A vaidade está deixando de ser um comportamento exclusivo do mundo dos adultos. Aos poucos, vai ganhando terreno no universo das crianças e adolescentes. Não é muito difícil ouvir histórias sobre pequenos preocupados com a balança, sem ao menos estar acima do peso, ou aqueles querendo usar precocemente saltos altos e até maquiagem. A psicóloga clínica Margarete Tonelli diz que a situação é perigosa porque a criança pode estar queimando fases de desenvolvimento, correndo o risco de se tornar um adulto imaturo.

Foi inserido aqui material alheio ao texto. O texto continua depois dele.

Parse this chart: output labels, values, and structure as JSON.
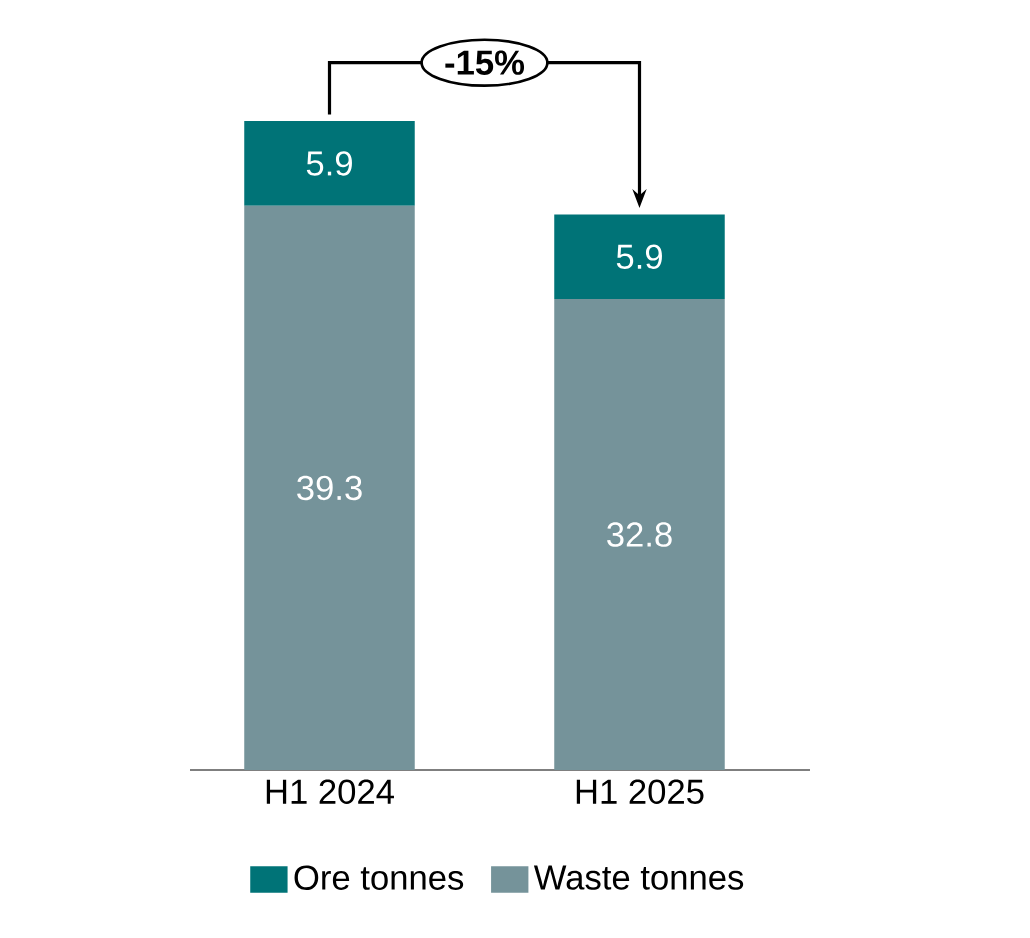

Margarete trabalha há 12 anos na área e diz que a vaidade está cada vez mais presente no universo infantil. Ela se traduz na necessidade freqüente de usar maquiagem, saltos e até uma preocupação exagerada com a balança. Margarete afirma que os pais precisam ficar de olho, pois a criança pode estar querendo abandonar o mundo infantil para entrar de vez no mundo adulto.
No entanto, a transição brusca pode trazer uma série de problemas. A psicóloga diz que a criança precisa vivenciar todas as suas fases de desenvolvimento para não se tornar um adulto imaturo. "Se a pessoa não amadurece, vai fugir dos desafios da vida e é enfrentando os problemas que as pessoas adquirem confiança", fala.
Além disso, a necessidade de estar o tempo todo arrumado, com excesso de maquiagem e bijuterias, pode ser sinal de insegurança. "É preciso descobrir o que está acontecendo com a criança. Às vezes, ela está precisando receber elogios por atitudes simples que faz no dia a dia, como arrumar seu próprio quarto. Ela se sente especial sem ter que ficar se embelezando para isso", fala.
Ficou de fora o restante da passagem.